Kelsy said she first came to New York University with a keen interest in being a lawyer with a focus on international politics. She took her acceptance to the university as an opportunity to get out of South Carolina and to study international relations but ended up taking a different path.
“I came in knowing I wanted to do a minor in Africana Studies and those classes were the most inspirational to me. By freshman year spring I completely changed my major, I was Africana Studies and Public Policy, and I’ve stuck with it, since,” she said.
Kelsey was also awarded the Presidential Honor Scholarship. She said that upon her resumption into the university, she found that people closely inspected her Southern identity, which influenced how she moved through academic spaces.
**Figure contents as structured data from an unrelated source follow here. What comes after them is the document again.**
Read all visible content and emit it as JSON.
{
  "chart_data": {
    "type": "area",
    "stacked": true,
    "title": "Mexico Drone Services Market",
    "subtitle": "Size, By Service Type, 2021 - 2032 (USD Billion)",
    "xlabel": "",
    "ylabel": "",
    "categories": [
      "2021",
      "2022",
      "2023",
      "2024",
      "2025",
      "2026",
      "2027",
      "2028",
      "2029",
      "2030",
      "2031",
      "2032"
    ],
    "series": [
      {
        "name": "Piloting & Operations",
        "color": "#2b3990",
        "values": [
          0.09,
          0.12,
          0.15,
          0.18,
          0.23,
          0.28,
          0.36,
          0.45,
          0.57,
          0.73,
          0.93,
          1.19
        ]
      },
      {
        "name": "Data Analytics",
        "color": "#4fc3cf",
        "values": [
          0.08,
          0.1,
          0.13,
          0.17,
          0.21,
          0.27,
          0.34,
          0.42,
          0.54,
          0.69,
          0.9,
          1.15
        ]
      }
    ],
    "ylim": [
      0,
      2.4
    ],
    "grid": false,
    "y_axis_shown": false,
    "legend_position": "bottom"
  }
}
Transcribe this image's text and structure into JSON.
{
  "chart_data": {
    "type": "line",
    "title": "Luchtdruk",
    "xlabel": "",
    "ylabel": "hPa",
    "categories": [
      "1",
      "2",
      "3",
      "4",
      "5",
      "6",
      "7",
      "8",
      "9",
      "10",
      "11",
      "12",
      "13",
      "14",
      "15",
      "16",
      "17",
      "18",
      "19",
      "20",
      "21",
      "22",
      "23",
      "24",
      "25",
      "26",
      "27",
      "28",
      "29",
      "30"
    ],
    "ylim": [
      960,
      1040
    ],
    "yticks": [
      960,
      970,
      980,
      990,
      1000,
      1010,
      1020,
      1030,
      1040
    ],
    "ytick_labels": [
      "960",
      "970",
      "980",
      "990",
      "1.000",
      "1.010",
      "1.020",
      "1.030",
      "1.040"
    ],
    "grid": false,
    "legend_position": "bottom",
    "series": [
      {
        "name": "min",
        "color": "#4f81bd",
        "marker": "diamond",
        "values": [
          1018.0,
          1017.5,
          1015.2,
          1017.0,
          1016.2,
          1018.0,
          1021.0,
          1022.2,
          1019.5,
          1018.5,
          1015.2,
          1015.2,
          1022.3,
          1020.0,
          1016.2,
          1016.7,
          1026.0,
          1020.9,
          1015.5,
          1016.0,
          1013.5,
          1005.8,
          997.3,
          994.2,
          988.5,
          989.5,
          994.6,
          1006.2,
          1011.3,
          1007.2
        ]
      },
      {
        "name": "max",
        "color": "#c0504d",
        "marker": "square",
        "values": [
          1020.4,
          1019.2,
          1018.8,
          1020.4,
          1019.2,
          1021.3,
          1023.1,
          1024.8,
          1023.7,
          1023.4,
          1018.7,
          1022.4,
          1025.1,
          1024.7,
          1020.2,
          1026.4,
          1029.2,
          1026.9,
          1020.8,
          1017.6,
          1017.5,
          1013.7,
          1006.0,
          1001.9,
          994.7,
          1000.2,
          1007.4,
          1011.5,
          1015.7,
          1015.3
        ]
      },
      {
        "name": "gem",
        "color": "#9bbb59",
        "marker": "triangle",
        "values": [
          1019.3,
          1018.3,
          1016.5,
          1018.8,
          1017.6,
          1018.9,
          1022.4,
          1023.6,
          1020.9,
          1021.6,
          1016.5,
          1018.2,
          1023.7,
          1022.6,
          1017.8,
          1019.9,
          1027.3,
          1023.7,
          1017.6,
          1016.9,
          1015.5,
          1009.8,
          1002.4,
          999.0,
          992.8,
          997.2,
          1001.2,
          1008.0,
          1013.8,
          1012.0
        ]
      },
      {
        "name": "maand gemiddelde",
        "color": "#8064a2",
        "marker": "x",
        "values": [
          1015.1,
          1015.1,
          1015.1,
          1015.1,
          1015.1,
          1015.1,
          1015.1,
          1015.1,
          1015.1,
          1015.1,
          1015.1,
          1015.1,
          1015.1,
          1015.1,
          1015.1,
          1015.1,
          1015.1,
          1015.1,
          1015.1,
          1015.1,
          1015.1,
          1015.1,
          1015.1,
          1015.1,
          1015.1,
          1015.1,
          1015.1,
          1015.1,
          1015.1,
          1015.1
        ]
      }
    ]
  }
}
Eventually, she poured this sentiment into her scholarship and decided to specialize in African-American women’s history in the 20th century. Kelsey’s thesis focused on the role of gossip for black women during the Great Migration.
“I was looking to explore gossip as a geopolitical mechanism to accept their agency to imagine new pathways of freedom,” she said.
She noted that being a first-generation student, she had never thought that pursuing a career as a professor was possible, but she was motivated by black representation in academia and mentorship from black professors.
“I’m not afraid of being in academia. I know that there are going to be challenges, especially as a black woman, a dark-skinned black woman at that, I can hear the criticism as I speak,” she said.
Kelsy said that her grandmother and mother are those who inspired her success at school. She mentioned that her grandmother went as far as to call her high school to inform them that her granddaughter is the valedictorian.
“She’s always instilled that every generation is supposed to be better than the last,” she said. Advising black girls of the future,” Kelsey said “Truly be unapologetic about who you are, and what you want. Demand what you want. You dictate your path.
Kelsey mentioned that looking forward, she plans to pursue Doctorate studies at the prestigious Johns Hopkins University in the United States.